Да, оправятся люди от шока и наверняка «включат» мозги и руки. Есть ведь, как докладывает Нестеров, среди них бывшие инженеры, химики и даже геологи. Не считая рабочих самых разнообразных профессий и выходцев из деревни, которые, как кажется Минкину, быстрее всех адаптируются в новой реальности. Быстрее всех начнут приносить пользу остальным.
Ясное дело, в этот день работы толком и не получилось: люди больше обсуждали новость и спорили о том, что теперь будет, чем трудились. Подгоняй, не подгоняй. В конце концов, и Зильберштейн, и Минкин махнули на это рукой: денёк можно потерпеть, пока улягутся страсти. Хуже было то, что нашлась паршивая овца, которая решила наработать на этом авторитет, приплетая политику.

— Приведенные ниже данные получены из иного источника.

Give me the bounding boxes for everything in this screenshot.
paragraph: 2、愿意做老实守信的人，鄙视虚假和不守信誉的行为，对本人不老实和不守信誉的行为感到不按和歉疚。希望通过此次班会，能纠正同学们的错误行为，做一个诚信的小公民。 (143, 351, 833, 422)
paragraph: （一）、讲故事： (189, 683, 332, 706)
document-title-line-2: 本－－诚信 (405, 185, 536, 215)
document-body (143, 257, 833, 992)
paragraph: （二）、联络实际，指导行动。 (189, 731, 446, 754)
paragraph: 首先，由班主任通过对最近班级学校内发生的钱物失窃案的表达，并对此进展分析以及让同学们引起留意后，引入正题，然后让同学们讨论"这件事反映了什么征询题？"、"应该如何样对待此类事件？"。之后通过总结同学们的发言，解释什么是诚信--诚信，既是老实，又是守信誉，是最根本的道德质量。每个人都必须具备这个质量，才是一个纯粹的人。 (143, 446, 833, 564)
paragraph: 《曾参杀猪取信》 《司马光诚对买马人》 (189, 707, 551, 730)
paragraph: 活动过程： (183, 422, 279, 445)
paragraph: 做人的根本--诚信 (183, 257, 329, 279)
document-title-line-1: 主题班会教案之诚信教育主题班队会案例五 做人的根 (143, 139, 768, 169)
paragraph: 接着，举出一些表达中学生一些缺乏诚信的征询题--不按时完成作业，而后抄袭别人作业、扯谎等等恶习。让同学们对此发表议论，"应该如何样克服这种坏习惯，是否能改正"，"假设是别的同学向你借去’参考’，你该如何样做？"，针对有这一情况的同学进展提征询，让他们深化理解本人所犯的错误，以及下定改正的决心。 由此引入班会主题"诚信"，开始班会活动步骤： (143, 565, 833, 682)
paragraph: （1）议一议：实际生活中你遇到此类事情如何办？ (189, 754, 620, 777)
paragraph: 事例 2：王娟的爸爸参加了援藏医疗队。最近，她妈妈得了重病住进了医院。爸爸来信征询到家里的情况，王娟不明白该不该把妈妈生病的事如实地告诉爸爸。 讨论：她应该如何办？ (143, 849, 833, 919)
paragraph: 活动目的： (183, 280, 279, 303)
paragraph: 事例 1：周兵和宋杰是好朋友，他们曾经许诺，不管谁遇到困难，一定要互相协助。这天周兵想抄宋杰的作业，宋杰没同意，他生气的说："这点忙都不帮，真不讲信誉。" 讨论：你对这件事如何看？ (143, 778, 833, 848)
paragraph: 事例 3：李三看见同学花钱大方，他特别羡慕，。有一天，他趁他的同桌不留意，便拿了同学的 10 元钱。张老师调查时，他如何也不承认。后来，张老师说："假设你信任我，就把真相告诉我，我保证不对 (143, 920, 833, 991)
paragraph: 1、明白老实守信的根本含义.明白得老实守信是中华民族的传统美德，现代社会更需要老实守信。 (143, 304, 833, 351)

Не баран, а именно овца, двадцатисемилетняя барышня из «последнего поступления», по словам Нестерова, крутившаяся в руководстве какой-то районной организации «Яблока» (дело своё он знал хорошо, и вместе с прочими «паспортными» данными на «переселенца» обязательно требовал, по возможности, хотя бы кратенькое досье: где и чему учился, на каких предприятиях и в каких должностях работал, привлекался/не привлекался к ответственности, увлечения, политические пристрастия). Агитацию она начала, разумеется, среди «своих» — попавших в Серую крепость вместе с ней.
— «Они решили». А кто они такие, чтобы решать за нас? Кто им дал такое право? Ни я, ни вы их не выбирали на те должности, которые они занимают!
— Говорят, что их назначили бандиты, которые и нас сюда отправили.
— И где теперь те бандиты? Всё, закончилась их власть. А если теперь мы для тех самых бандитов недостижимы, но всё должно быть по-другому. И руководить нами должны не какие-то бандитские прихвостни, а те люди, которым доверяет большинство из нас. Вот вы верите тем, кто прислуживал криминалу? Я тоже не верю.
Меньше двухсот человек — не такая уж большая толпа, чтобы эти разговоры остались незамеченными. Тем более, когда эти люди сосредоточены на территории примерно 250 на 250 метров.
— Она чё, охерела? — в выражениях ещё неизжитого лексикона выразил общее мнение руководства Крафт.
— Вот и распорядись, как начальник УВД, чтобы её доставили к нам для профилактической беседы, — поддел «бригадира» Нестеров. — Только бить её не надо: ещё мученицы «за правое дело» нам тут не хватало.
Пришла Устенко не одна, а в сопровождении ещё двух мамаш с детьми. Чувствуется «школа»: ничто так не настраивает обывателей против властей, как «репрессии» против матерей и их детишек.
— У меня к вам, Елена, только один вопрос: чего вы хотите добиться своим подзуживанием людей? — недовольно глянул на агитаторшу «Чекист».
— Я не подзуживаю, я открыто высказываю собственное мнение. Которое, кстати, разделяет большинство тех, кто здесь обитает.
— В жопу себе засунь твоё мнение! — рявкнул Крафт.
— Спокойнее, Алексей. Вы, Елена, уверены в том, что это мнение большинства, а не лично ваше, да четырёх-пяти человек, которые поддались на вашу агитацию? Кстати, вы так и не ответили на мой вопрос о ваших целях.